Therapeutic technique used in Beck's cognitive therapy and REBT; teaches clients to identify and change distorted and maladaptive cognitions. Based on the idea that the client has an excess of maladaptive thoughts. Helps client identify self-talk and thoughts. Client is encouraged to identify cognitive distortions that are maladaptive, challenge the validity of these distortions, and explore more adaptive alternatives. Crucial questions during cognitive restructuring: What is evidence for/against this belief? What are alternative interpretations of this event? What are the implications if the belief is correct or true? (hypothesizing on cognitions). Important b/c is a common therapeutic technique used in cognition-based therapies. Ex. A grad student comes into therapy experiencing great anxiety about her comps exam in the fall. She reports having thoughts like, "I'm stupid and I can't do this," every time she sits down to study. The cognitive therapist points out these maladaptive cognitions and uses the cognitive restructuring to challenge their validity. She asks questions like "What evidence do you have for and against this belief?"

Spontaneous Remission

Unexpected, sudden disappearance of a disorder/sxs. This occurs without treatment or with the use of an ineffective treatment. Most people will improve on their own within 12-24 months, most likely to occur with the first twelve months. Eysenck used this to criticize psychoanalytical therapy, saying that it was not effective. Ex. A person who has suffered from depression for several months suddenly notices/reports significant decrease in symptoms despite no treatment interventions or logical explanation for improvement.

Anxiety/Fear Hierarchy

Used in systematic desensitization combining relaxation techniques and gradual exposure; a detailed list of stimuli that trigger a fear response in the client. The list is organized from the things that produce the least intense fear response (low subjective unit of distress SUDs) to the things that produce the most intense fear response (high SUDs). Important because helps client understand how anxiety is triggered, how it manifests, and how it is impairing daily functioning.

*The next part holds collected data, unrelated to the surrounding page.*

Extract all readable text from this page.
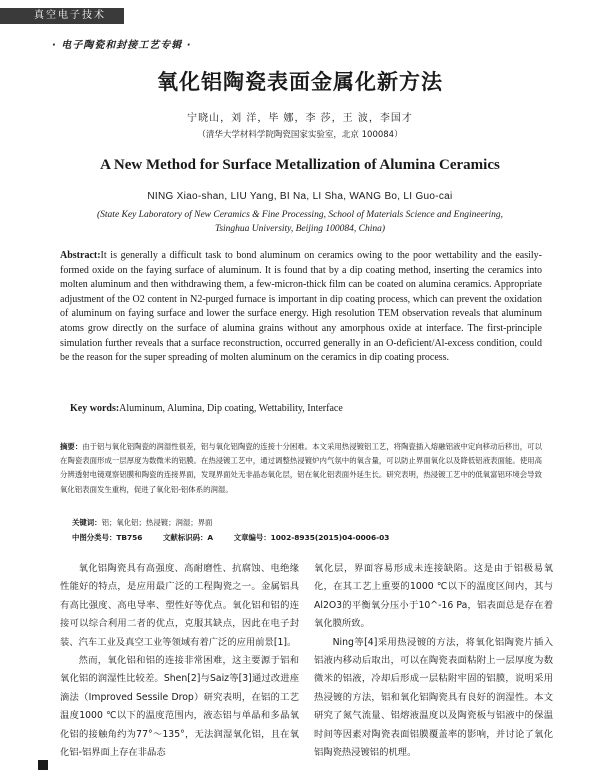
真空电子技术
· 电子陶瓷和封接工艺专辑 ·
氧化铝陶瓷表面金属化新方法
宁晓山，刘 洋，毕 娜，李 莎，王 波，李国才
（清华大学材料学院陶瓷国家实验室，北京 100084）
A New Method for Surface Metallization of Alumina Ceramics
NING Xiao-shan, LIU Yang, BI Na, LI Sha, WANG Bo, LI Guo-cai
(State Key Laboratory of New Ceramics & Fine Processing, School of Materials Science and Engineering,
Tsinghua University, Beijing 100084, China)
Abstract:It is generally a difficult task to bond aluminum on ceramics owing to the poor wettability and the easily-formed oxide on the faying surface of aluminum. It is found that by a dip coating method, inserting the ceramics into molten aluminum and then withdrawing them, a few-micron-thick film can be coated on alumina ceramics. Appropriate adjustment of the O2 content in N2-purged furnace is important in dip coating process, which can prevent the oxidation of aluminum on faying surface and lower the surface energy. High resolution TEM observation reveals that aluminum atoms grow directly on the surface of alumina grains without any amorphous oxide at interface. The first-principle simulation further reveals that a surface reconstruction, occurred generally in an O-deficient/Al-excess condition, could be the reason for the super spreading of molten aluminum on the ceramics in dip coating process.
Key words:Aluminum, Alumina, Dip coating, Wettability, Interface
摘要：由于铝与氧化铝陶瓷的润湿性很差，铝与氧化铝陶瓷的连接十分困难。本文采用热浸镀铝工艺，将陶瓷插入熔融铝液中定向移动后移出，可以在陶瓷表面形成一层厚度为数微米的铝膜。在热浸镀工艺中，通过调整热浸镀炉内气氛中的氧含量，可以防止界面氧化以及降低铝液表面能。使用高分辨透射电镜观察铝膜和陶瓷的连接界面，发现界面处无非晶态氧化层，铝在氧化铝表面外延生长。研究表明，热浸镀工艺中的低氧富铝环境会导致氧化铝表面发生重构，促进了氧化铝-铝体系的润湿。
关键词：铝；氧化铝；热浸镀；润湿；界面
中图分类号：TB756	文献标识码：A	文章编号：1002-8935(2015)04-0006-03

氧化铝陶瓷具有高强度、高耐磨性、抗腐蚀、电绝缘性能好的特点，是应用最广泛的工程陶瓷之一。金属铝具有高比强度、高电导率、塑性好等优点。氧化铝和铝的连接可以综合利用二者的优点，克服其缺点，因此在电子封装、汽车工业及真空工业等领域有着广泛的应用前景[1]。

然而，氧化铝和铝的连接非常困难，这主要源于铝和氧化铝的润湿性比较差。Shen[2]与Saiz等[3]通过改进座滴法（Improved Sessile Drop）研究表明，在铝的工艺温度1000 ℃以下的温度范围内，液态铝与单晶和多晶氧化铝的接触角约为77°～135°，无法润湿氧化铝，且在氧化铝-铝界面上存在非晶态

氧化层，界面容易形成未连接缺陷。这是由于铝极易氧化，在其工艺上重要的1000 ℃以下的温度区间内，其与Al2O3的平衡氧分压小于10^-16 Pa，铝表面总是存在着氧化膜所致。

Ning等[4]采用热浸镀的方法，将氧化铝陶瓷片插入铝液内移动后取出，可以在陶瓷表面粘附上一层厚度为数微米的铝液，冷却后形成一层粘附牢固的铝膜，说明采用热浸镀的方法，铝和氧化铝陶瓷具有良好的润湿性。本文研究了氮气流量、铝熔液温度以及陶瓷板与铝液中的保温时间等因素对陶瓷表面铝膜覆盖率的影响，并讨论了氧化铝陶瓷热浸镀铝的机理。
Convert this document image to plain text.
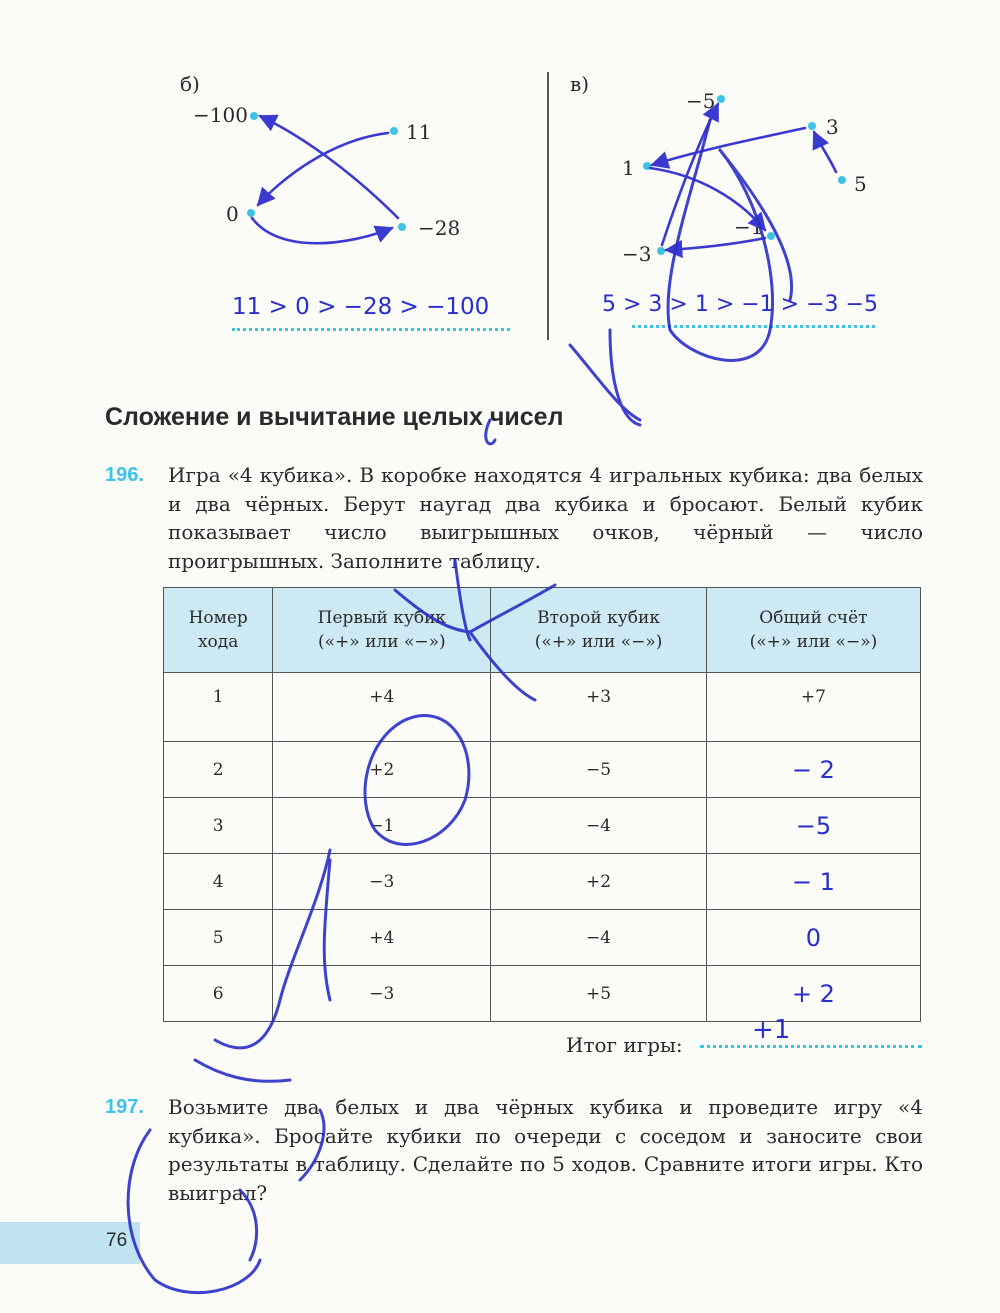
б)
−100
11
0
−28
11 > 0 > −28 > −100
в)
−5
3
1
5
−1
−3
5 > 3 > 1 > −1 > −3 −5
Сложение и вычитание целых чисел
196. Игра «4 кубика». В коробке находятся 4 игральных кубика: два белых и два чёрных. Берут наугад два кубика и бросают. Белый кубик показывает число выигрышных очков, чёрный — число проигрышных. Заполните таблицу.
Номер хода	Первый кубик («+» или «−»)	Второй кубик («+» или «−»)	Общий счёт («+» или «−»)
1	+4	+3	+7
2	+2	−5	− 2
3	−1	−4	−5
4	−3	+2	− 1
5	+4	−4	0
6	−3	+5	+ 2
Итог игры:	+1
197. Возьмите два белых и два чёрных кубика и проведите игру «4 кубика». Бросайте кубики по очереди с соседом и заносите свои результаты в таблицу. Сделайте по 5 ходов. Сравните итоги игры. Кто выиграл?
76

Made together during therapy session. Important as a collaborative tool to understand how a client experiences anxiety/fear, and can be used to help guide treatment. Ex. Woman has extreme fear of flying. She and therapist rate what causes the least to most intense fear responses regarding flying (low is packing for the trip, high is arriving at the airport, boarding the plane). Utilize their list to practice imagined exposure to work on fear.